Loss of heterozygosity (LOH) at the mannose 6-phosphate/insulin-like growth factor 2 receptor gene locus (M6P/IGF2R) on 6q26-27 has recently been demonstrated in approximately 30% of both invasive and in situ breast cancers. LOH was coupled with somatic point mutations in the remaining allele in several instances, leading to the proposition that M6P/IGF2R is a tumor suppressor gene.
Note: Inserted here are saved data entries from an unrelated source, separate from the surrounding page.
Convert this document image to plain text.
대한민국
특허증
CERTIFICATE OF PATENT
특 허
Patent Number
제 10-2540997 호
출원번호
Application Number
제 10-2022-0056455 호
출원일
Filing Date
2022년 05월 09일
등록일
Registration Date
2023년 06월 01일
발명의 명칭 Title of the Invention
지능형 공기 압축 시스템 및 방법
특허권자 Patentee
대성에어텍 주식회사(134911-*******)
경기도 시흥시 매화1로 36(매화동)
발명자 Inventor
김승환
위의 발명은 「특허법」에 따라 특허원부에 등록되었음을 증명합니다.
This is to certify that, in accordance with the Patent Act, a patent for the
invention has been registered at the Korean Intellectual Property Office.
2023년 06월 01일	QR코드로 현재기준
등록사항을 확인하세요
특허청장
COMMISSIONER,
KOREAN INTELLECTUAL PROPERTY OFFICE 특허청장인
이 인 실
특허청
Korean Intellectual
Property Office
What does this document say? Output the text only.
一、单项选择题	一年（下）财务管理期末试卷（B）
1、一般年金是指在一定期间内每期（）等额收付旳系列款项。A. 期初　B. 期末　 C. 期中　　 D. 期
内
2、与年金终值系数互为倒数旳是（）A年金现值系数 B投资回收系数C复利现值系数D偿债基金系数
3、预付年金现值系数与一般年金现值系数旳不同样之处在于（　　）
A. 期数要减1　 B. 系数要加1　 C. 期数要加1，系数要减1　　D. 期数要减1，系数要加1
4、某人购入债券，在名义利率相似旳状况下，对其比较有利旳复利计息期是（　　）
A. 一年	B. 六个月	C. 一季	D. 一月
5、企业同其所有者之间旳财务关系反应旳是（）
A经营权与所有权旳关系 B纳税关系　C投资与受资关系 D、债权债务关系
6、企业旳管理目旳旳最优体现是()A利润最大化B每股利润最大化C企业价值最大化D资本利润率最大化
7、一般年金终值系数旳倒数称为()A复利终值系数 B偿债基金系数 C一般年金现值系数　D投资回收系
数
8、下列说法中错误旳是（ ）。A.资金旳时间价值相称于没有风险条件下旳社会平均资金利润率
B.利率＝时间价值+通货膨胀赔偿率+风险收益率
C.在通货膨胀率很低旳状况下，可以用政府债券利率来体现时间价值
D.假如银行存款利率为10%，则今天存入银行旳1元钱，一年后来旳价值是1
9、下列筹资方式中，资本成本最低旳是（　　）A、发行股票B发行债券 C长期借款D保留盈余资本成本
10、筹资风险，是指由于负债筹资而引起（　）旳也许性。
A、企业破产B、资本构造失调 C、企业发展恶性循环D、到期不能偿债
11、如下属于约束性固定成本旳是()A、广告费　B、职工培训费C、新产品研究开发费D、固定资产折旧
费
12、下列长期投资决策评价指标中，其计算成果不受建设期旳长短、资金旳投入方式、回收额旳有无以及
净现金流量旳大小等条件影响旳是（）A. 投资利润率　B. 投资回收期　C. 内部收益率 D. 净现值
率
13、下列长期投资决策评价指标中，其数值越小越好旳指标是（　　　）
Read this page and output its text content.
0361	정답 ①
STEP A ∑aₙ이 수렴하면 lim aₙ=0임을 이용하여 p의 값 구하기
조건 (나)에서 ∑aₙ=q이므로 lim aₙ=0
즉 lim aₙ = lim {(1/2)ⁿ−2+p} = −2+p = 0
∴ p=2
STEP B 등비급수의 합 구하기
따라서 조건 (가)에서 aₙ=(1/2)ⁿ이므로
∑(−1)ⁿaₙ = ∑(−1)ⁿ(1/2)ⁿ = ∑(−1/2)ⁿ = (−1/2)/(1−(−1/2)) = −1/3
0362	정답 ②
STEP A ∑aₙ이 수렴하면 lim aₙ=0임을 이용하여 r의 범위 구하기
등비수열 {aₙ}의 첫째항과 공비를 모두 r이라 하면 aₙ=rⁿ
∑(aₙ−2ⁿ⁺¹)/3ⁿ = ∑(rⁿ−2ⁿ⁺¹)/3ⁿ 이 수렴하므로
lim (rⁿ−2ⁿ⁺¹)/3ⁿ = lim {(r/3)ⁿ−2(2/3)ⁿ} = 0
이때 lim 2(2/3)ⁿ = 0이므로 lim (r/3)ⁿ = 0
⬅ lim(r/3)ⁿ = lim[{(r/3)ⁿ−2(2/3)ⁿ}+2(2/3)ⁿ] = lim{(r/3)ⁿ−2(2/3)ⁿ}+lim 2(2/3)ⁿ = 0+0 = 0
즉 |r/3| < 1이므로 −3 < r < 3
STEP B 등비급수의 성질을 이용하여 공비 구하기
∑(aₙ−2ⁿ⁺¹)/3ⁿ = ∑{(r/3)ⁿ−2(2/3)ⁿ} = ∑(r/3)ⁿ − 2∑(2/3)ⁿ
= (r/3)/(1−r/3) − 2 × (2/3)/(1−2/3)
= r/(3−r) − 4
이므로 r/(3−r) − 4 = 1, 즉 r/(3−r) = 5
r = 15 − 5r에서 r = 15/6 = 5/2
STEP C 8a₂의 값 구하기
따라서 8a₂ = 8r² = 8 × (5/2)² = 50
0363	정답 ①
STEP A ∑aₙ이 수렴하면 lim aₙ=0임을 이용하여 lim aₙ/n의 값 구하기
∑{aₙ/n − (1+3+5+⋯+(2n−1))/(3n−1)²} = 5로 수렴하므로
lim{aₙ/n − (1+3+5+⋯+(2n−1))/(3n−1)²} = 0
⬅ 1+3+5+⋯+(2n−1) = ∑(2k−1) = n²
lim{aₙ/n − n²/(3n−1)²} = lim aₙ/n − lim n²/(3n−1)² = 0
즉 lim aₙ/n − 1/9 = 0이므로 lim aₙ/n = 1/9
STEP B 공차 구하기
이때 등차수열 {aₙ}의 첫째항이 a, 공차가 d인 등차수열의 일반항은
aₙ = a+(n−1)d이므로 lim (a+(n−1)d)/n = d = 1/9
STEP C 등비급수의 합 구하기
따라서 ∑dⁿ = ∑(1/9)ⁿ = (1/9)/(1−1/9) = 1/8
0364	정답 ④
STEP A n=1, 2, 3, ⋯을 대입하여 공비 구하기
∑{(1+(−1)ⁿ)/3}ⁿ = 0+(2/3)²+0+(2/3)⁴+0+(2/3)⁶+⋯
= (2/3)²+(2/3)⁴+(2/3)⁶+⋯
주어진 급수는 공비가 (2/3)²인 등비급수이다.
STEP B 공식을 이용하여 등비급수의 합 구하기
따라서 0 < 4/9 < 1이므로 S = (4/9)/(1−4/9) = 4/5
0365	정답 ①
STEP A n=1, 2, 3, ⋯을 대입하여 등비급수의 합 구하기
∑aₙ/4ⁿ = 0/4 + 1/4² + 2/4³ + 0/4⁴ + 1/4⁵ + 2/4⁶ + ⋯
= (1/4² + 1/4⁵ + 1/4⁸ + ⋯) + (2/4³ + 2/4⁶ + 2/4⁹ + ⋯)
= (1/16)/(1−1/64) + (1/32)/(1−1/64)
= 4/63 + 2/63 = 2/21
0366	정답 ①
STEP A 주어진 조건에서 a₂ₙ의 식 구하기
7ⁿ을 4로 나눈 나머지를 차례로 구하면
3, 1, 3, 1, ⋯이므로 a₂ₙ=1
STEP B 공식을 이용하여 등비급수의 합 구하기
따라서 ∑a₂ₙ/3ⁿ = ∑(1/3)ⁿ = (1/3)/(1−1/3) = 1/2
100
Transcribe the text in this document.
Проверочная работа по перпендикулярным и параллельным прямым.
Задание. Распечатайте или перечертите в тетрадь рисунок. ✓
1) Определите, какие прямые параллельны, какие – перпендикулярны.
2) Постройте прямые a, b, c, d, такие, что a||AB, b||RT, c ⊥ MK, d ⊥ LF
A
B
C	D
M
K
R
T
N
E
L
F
Somatic mutations in M6P/IGF2R have also been described in hepatoma and gastrointestinal cancers with the replication error positive (RER+) phenotype. These data indicate that M6P/IGF2R loss of function mutations may be involved in the pathogenesis of a wide spectrum of malignancies. Extensive data on the normal function of the M6P/IGF2R suggest that loss of M6P/IGF2R activity may contribute to multiple aspects of tumor pathophysiology, including deregulated growth, apoptosis, angiogenesis and invasion.